Arbitrators Powers
I am grateful for, but humbled by, Francis Miller’s recollections of my interventions during the consultation process leading up to the Arbitration Bill and, earlier, at the King’s College Consultative Conference in July 1995.
Whilst Francis’ memories are correct, I feel that it would be helpful to your contributors and readers if I explain the reason for my endeavours to influence the outcome of the consideration of arbitration reform (which had been the subject of my Chairman’s address in June 1998 1 and the subsequent executive survey conducted by the Chartered Institute which was so ably analysed and annotated by Francis Miller) and to influence the drafting and amendment of the clauses of the Arbitration Bill and, subsequently, sections of the Act. Indeed, Francis and I were (almost) the only practising arbitrators who regularly attended debates in both Houses of Parliament over the Bill.
My submissions were based upon three personal convictions:
1. That arbitration is a friendly and near-perfect process;
2. That party autonomy is exercised by the selection of the mode of settlement before any dispute has arisen; and
3. In order to bring out ‘the just, speedy and cost-effective resolution of disputes by arbitration’ the arbitrator, after consultation with the parties, must have adequate powers to order that the proceedings shall be conducted in a manner most appropriate to the issues in dispute.
I persisted in my endeavours to achieve adequate powers for an arbitrator because my long experience had taught me that the arbitration process can be high-jacked or frustrated by the parties and/or their advisors to the dismay of the arbitrator. (It is no good blaming an arbitrator for delay or to allege incompetence if he/she does not have the power to control the proceedings.)
Although the amendment to Clause 34 of the Arbitration Bill transposed the wording over the responsibility for making decisions on procedure by referring firstly to the tribunal as a ‘sop’ to my representations), the real power still rests with the parties.

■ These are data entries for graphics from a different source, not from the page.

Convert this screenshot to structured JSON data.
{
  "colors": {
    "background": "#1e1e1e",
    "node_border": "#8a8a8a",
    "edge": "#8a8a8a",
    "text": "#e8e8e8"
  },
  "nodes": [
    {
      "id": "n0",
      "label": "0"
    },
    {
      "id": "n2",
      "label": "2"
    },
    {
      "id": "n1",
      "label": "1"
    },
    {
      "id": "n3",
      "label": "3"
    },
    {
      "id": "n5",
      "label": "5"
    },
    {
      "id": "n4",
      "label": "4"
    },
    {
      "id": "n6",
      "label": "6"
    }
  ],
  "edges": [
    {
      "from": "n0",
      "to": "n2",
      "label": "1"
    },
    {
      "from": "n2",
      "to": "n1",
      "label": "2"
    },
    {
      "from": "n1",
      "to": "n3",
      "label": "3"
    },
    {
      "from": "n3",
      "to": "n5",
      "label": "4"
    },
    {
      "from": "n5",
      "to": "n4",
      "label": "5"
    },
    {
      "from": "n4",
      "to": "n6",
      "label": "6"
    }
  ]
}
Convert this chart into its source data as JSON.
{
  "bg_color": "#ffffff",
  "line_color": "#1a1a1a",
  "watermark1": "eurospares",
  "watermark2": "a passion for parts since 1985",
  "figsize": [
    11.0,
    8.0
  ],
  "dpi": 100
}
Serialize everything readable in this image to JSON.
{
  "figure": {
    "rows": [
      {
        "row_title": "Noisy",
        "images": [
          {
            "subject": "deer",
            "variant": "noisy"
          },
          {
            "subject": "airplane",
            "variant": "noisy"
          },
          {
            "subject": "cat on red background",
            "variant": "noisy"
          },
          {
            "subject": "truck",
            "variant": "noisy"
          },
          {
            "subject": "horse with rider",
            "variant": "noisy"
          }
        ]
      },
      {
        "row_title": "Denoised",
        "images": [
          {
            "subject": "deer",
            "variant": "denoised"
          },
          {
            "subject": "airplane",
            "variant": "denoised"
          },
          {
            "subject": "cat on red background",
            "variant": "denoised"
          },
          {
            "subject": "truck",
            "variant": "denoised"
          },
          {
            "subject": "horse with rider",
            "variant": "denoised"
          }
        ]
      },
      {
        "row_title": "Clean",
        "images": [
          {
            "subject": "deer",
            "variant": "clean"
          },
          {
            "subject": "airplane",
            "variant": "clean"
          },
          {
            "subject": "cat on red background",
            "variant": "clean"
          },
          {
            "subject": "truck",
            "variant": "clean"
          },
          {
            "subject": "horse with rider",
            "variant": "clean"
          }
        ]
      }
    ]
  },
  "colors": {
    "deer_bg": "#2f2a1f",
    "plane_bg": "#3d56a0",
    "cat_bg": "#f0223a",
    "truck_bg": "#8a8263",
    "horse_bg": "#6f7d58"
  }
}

That is the reality, but some parties and those, who for the diverse reasons or ignorance, criticise the tribunal ought to understand that the powers of an arbitrator to act in an efficient and speedy manner are impeded by statute.
Geoffrey King
1
Arbitration (the Journal of the Chartered Institute of Arbitrators) Vol. 54, N° 4, November 1988, page 231.Geoffrey emigrated to Perth, Australia in July and would like to thank all colleagues and friends in the South East Branch and throughout the Chartered Institute, both at home and overseas, for friendships, courtesies and kindness over the past thirty years.